13 de outubro de 2019

Mãe descobre por que a filha está doente: enfermeira da escola havia implantado em segredo controle da natalidade sem permissão


Mãe descobre por que a filha está doente: enfermeira da escola havia implantado em segredo controle da natalidade sem permissão

Steven Ertelt
A mãe de uma adolescente de 16 anos não conseguia entender por que sua filha estava doente — reclamando de dores de cabeça e dor no braço. Então, ela fez uma descoberta horrível: uma enfermeira da escola havia implantado um controle da natalidade de longo prazo no braço da filha sem sua permissão.
Aqui estão mais informações:
Nicole Lambert enviou a filha para ser examinada por um pediatra. O médico notificou-a de que o contraceptivo de três anos, Nexplanon, fora implantado incorretamente no braço da filha e precisava ser removido.
De acordo com o registro no site da Merck, fabricante do Nexplanon, o implante deve ser introduzido na parte superior do braço. Fotos mostram que a filha de Nicole tinha o implante próximo à parte de trás do braço. Seu médico aconselhou retirar o implante para evitar possíveis complicações, inclusive coágulos sanguíneos.
“Comecei a chorar instantaneamente porque, só de ouvir que algo poderia acontecer com sua filha e você nem sabia o que estava acontecendo, é um sentimento assustador,” disse Nicole.
O pequeno tubo foi removido alguns dias depois.
“Cheguei a ir à escola. Fiquei furiosa. Eu estava brava, então fui para a escola e a enfermeira me disse: ‘Eu não preciso falar com você sobre absolutamente nada.’ Minha postura era: Esta é minha filha, eu cuido dessa criança, você pode conversar comigo sobre minha filha, e me expulsaram da escola,” disse Nicole.
Nicole está furiosa porque os funcionários da escola nunca a consultaram sobre o implante de controle da natalidade e está preocupada que outras meninas possam ter sido vitimadas:
“A escola me telefona para pedir permissão para dar um simples analgésico como Tylenol para minha filha, mas não me chama para pedir permissão sobre controle de natalidade,” disse Nicole. “Eles introduziram algo em minha filha de modo que ela acabou sofrendo com isso, mas eles nem ligam para isso.”
Nicole está aliviada que o implante foi removido, mas preocupa-se com outras estudantes e seus pais que ainda não sabem de nada.
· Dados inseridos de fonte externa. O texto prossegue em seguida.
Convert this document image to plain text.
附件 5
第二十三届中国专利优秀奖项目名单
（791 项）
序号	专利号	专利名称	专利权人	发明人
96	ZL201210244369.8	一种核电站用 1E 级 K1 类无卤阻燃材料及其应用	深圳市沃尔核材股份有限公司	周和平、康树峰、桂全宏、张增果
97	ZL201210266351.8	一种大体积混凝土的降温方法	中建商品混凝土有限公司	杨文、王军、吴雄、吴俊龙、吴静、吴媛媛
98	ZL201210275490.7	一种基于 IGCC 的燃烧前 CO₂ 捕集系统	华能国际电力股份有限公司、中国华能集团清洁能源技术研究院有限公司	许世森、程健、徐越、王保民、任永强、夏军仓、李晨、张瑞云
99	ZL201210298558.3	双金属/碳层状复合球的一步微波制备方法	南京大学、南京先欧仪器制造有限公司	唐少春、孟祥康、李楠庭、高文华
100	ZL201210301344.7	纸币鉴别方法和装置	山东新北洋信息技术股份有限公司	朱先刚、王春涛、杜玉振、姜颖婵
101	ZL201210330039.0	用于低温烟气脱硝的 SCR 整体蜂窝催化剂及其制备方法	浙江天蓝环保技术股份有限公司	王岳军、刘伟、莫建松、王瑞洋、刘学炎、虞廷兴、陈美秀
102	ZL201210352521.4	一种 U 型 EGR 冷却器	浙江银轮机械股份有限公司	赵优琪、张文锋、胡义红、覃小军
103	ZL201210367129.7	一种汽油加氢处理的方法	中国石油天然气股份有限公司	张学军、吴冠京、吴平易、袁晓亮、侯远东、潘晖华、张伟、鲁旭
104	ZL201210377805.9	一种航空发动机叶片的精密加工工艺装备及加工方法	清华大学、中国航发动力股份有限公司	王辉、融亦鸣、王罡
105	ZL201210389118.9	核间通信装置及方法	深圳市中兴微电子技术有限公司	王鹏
“Outras meninas aqui podem estar passando pela mesma coisa e seus pais não sabem disso. E acho que essas crianças, se tiverem isso incorretamente ou o que quer que seja, devem ser examinadas, porque qualquer coisa pode acontecer com essas crianças,” disse Nicole.
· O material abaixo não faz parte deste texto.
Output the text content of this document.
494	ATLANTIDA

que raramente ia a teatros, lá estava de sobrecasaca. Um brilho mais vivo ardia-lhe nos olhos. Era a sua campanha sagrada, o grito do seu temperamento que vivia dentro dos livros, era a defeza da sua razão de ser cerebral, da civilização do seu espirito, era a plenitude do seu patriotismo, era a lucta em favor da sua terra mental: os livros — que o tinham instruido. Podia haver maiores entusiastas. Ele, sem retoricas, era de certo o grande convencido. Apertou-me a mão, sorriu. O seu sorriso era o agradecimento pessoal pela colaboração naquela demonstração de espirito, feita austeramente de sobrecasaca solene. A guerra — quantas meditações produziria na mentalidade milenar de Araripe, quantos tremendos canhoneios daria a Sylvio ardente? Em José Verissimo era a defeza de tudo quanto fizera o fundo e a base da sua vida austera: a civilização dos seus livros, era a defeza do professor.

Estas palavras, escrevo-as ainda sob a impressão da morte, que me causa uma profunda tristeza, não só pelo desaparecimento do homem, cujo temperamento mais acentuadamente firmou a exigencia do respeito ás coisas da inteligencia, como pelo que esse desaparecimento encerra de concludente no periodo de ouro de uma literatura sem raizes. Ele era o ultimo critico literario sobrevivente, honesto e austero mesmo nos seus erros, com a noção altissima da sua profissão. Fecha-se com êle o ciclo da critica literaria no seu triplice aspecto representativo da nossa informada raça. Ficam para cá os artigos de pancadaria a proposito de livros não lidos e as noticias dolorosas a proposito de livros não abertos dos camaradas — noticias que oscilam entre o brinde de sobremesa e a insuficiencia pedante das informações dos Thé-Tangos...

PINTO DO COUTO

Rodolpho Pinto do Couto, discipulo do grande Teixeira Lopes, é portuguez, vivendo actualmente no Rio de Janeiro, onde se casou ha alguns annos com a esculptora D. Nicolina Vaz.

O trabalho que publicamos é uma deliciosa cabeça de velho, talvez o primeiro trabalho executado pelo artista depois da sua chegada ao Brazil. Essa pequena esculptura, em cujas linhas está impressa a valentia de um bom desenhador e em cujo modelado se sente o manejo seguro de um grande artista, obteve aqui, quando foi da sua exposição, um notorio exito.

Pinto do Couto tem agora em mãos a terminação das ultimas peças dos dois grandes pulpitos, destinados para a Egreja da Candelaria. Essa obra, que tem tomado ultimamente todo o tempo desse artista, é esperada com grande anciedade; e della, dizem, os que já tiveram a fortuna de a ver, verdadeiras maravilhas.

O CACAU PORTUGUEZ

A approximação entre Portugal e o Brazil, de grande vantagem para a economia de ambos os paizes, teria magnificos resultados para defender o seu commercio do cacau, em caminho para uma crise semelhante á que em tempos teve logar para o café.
Essa não é a primeira vez que as escolas são flagradas implantando controle da natalidade sem a permissão dos pais.
LifeNews.com fez uma reportagem sobre uma escola em Seattle, Washington, que agora está implantando dispositivos intra-uterinos (DIU), além de outras formas de controle de natalidade, sem o conhecimento ou permissão dos pais.
A escola secundária Chief Sealth International, uma escola pública, começou a oferecer os dispositivos em 2010, possibilitados por um programa Medicaid conhecido como Take Charge e uma organização sem fins lucrativos, Neighbourcare. As alunas podem receber o dispositivo ou outro método gratuitamente e sem o conhecimento dos pais. E, embora seja elogiado que a contracepção é confidencial, como isso pode ser benéfico para um relacionamento pais-filhas quando os pais nem conhecem os dispositivos ou medicamentos que sua filha está usando?
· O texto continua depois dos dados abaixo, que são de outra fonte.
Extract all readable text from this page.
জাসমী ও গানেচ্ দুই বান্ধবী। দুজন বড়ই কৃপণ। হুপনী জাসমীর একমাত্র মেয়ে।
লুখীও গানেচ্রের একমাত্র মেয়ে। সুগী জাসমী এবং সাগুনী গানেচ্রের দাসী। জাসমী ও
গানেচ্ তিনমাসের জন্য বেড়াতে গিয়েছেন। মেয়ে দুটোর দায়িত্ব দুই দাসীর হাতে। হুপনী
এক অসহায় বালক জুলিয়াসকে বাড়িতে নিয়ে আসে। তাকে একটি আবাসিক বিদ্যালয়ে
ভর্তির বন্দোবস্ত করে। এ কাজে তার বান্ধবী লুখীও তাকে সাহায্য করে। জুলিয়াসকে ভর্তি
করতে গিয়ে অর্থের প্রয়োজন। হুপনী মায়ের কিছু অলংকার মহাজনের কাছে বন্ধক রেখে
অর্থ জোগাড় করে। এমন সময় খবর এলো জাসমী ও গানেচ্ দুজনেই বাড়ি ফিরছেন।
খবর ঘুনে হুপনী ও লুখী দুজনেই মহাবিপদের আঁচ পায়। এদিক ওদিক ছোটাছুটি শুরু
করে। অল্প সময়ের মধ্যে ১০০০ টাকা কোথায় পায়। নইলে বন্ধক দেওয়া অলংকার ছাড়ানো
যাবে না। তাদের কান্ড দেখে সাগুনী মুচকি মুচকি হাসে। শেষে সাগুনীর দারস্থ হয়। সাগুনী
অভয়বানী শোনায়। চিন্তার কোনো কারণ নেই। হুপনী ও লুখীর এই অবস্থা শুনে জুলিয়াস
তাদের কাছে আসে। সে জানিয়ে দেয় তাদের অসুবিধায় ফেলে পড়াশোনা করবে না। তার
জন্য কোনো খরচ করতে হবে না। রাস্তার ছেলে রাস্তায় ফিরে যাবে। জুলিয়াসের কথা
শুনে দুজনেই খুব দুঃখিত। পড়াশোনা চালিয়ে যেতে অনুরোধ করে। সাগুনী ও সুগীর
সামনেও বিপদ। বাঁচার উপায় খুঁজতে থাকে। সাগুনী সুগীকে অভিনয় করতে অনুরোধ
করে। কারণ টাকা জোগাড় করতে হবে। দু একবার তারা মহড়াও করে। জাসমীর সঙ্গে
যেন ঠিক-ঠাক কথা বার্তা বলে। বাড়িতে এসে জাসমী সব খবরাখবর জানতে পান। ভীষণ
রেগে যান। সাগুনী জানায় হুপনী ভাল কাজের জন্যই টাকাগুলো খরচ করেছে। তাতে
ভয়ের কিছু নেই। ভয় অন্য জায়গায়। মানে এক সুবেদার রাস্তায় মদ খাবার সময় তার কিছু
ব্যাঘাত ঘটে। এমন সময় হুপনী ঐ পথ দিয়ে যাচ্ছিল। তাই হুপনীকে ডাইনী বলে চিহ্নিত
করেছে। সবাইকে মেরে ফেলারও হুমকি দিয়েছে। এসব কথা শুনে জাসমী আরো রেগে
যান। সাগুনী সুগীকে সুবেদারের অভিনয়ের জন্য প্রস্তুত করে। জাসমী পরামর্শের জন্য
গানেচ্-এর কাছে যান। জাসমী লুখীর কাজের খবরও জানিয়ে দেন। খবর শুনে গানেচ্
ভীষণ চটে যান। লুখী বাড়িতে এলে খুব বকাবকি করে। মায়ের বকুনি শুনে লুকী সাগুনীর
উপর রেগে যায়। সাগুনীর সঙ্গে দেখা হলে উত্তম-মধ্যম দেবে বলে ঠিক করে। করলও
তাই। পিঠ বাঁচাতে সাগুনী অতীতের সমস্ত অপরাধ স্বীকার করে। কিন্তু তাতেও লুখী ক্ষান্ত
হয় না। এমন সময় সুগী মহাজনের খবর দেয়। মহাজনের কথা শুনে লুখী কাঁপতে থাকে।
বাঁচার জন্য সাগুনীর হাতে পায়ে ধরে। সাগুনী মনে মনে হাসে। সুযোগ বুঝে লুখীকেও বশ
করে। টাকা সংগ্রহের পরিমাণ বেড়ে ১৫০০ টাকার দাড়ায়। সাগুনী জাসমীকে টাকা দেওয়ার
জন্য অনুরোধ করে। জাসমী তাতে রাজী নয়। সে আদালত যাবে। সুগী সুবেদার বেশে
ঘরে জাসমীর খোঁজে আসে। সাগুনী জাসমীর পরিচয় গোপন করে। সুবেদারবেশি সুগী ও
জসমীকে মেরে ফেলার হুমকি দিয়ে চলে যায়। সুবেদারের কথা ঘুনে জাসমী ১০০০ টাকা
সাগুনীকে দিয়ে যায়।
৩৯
Acontece que a Chief Sealth não é a única escola em Seattle que faz isso. Como o CNS News informa, mais escolas estão colocando nas meninas — tão novas quanto a sexta série — os dispositivos e fazendo isso sem que seus pais saibam.
Pais, se vocês têm filhas nessas escolas, precisam investigar e reclamar imediatamente. E todos os pais devem dar uma olhada nas políticas de saúde das escolas de suas filhas para descobrir se existe um programa semelhante em que você mora.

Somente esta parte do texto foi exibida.